Robert E. May, "Quitman, John Anthony," American National Biography Online, February 2000,
[John] Quitman also played a significant role in state and national military affairs. He helped found, and then captained, a volunteer militia company (the Natchez Fencibles). He served as brigade inspector and major general in the Mississippi militia. During the Texas Revolution, he led Mississippi volunteers into Texas but arrived too late to see action. During the Mexican War, as a volunteer brigadier general in the American army, he won a congressional sword and a promotion to major general for his role at the battle of Monterrey (21-23 Sept. 1846). A year later, General Winfield Scott appointed him civil and military governor of Mexico City in recognition of his heroism at Chapultepec and the Garita de Belén (13-14 Sept. 1847) during the American conquest of the Mexican capital. Later, in Congress, Quitman chaired the Committee on Military Affairs.

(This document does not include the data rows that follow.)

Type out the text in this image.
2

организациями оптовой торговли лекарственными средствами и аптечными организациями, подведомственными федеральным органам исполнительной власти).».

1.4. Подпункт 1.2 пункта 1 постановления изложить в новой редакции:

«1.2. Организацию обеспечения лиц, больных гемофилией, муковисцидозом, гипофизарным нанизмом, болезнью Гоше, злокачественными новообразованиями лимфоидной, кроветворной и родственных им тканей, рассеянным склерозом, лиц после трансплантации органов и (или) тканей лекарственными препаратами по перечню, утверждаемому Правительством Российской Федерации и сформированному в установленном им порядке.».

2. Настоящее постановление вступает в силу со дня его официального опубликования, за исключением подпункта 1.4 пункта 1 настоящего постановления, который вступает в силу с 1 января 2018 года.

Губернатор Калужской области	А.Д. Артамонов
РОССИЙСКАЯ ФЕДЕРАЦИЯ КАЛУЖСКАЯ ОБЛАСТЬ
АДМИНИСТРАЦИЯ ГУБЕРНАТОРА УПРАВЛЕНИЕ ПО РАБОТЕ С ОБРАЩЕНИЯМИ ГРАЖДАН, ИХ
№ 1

A champion of slavery and John C. Calhoun's states' rights theories, Quitman played a central role in Mississippi's nullification movement in the 1830s. While governor in 1850-1851, he opposed the Compromise of 1850 and unsuccessfully urged Mississippians to secede from the Union. In 1852, he ran for vice president of the United States on the Southern Rights party ticket. From 1850 to 1855, he plotted to add one or more slave states to the Union by conquering the Spanish island of Cuba with a privately armed, filibustering expedition. In 1850-1851 and 1854, U.S. authorities prosecuted him for these illegal schemes. The first prosecution caused his resignation as governor of Mississippi. While in Congress, Quitman urged the reopening of the African slave trade and the admission of Kansas as a slave state.